Sylvia Plath was, for both English and American poetry, one of the defining voices of twentieth-century, and one of the most appealing: few other poets have introduced as many new readers to poetry. Though she published just one collection in her lifetime, The Colossus, and a novel, The Bell Jar, it was following her death in 1963 that her work began to garner the wider audience that it deserved. The manuscript that she left behind, Ariel, was published in 1965 under the editorship of her former husband, Ted Hughes, as were two later volumes, Crossing the Water and Winter Trees in 1971, which helped to make Sylvia Plath a household name. Hughes's careful curation of Plath's work extended to a Collected Poems and a Selected Poems in the 1980s, which remain in print today and stand testimony to the 'profound respect' that Frieda Hughes said her father had for her mother's work. It was not until the publication of a 'restored' Ariel in 2004 that readers were able to appraise Plath's own selection and arrangement of her work.

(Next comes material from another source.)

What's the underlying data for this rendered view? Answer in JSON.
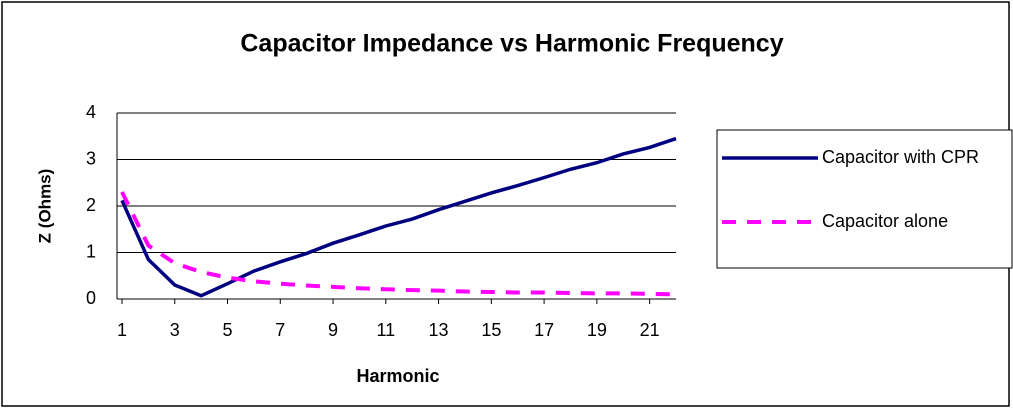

This edition of the poems, chosen by the Poet Laureate Carol Ann Duffy, offers a fresh selection of Sylvia Plath's poetry to stand in parallel to the existing editions. Introduced with an inviting preface, the book is essential reading for those new to and already familiar with the work of this most extraordinary poet.
Sylvia Plath (1932-1963) was born in Boston, Massachusetts, and studied at Smith College. In 1955 she went to Cambridge University on a Fulbright scholarship, where she met and later married Ted Hughes. She published one collection of poems in her lifetime, The Colossus (1960), and a novel, The Bell Jar (1963); Ariel was published posthumously in 1965. Her Collected Poems, which contains her poetry written from 1956 until her death, was published in 1981 and was awarded the Pulitzer Prize for poetry.